Dans cette scène, le rutillant 4x4 Volkswagen Touareg qui longe la rue a beau ronronner silencieusement, ses tentatives de se donner un air discret frisent le grotesque tant il detonne dans le décor. Apparemment convaincu de l'efficacité de son effort de camouflage, le 4x4 s'immobilise comme pour se cacher sous l'ombre d'un arbre dont les branches surplombent la rue : le conducteur doit avoir des fanstasmes de la jungle animés par les courbes félines de sa voiture.

On a peine le temps d'apercevoir l'homme qui s'en echappe caché derrier le pan d'un boubou et qui s'engoufre dans l'entrée beante d'une maison.

Le groupe qui discutait a marqué un petit silence. En fait, une oreille attentive pourrait percevoir leurs chuchotements :

"C'est Untel. Il vient voir Serigne Modou le Marabout."

"Il aurait pu nous saluer quand même".

"Il veut se faire discret, tu sais"

"Ah .. c'est vrai, on ne l'avait pas vu depuis ..."

"Oui mais là c'est sur on va le voir passer plus souvent "

"Ah oui ... les élections."

Une bonne demie heure plus tard, le même froufrou furtif du grand boubou, la même tentative ridicule du 4x4 de passer inaperçu et la rue reprend son aspect habituel.

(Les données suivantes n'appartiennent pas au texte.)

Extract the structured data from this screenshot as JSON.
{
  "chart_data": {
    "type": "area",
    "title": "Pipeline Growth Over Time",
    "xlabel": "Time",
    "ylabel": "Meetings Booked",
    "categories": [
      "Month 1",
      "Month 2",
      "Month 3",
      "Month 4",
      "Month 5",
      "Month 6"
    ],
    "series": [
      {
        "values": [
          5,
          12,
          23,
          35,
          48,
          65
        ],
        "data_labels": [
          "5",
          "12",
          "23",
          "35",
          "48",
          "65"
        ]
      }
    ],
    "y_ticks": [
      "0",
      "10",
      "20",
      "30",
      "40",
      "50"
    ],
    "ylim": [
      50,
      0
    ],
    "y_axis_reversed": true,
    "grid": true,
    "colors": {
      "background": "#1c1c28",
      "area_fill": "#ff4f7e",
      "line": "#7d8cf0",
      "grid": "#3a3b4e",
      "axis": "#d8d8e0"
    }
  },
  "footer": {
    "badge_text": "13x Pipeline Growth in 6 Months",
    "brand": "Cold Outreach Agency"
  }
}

Mais desormais la scène se repetera plus souvent devant chez Serigne Modou le Marabout : les lections approchent et les politiciens veulent des garanties qu'ils garderont leur postes et leurs 4x4.

Ainsi commence à Dakar, à quelques mois des éléections présidentielles et législatives de 2007 la Grande Saison des Marabouts ...

A l'approche des élections, le politcien local se re-découvre soudain une angoisse existentielle, une ferveur religieuse et une foi inébranlable dans le rapport très proche que son marabout attitré, au pouvoir mystique illimité, entretien avec Dieu.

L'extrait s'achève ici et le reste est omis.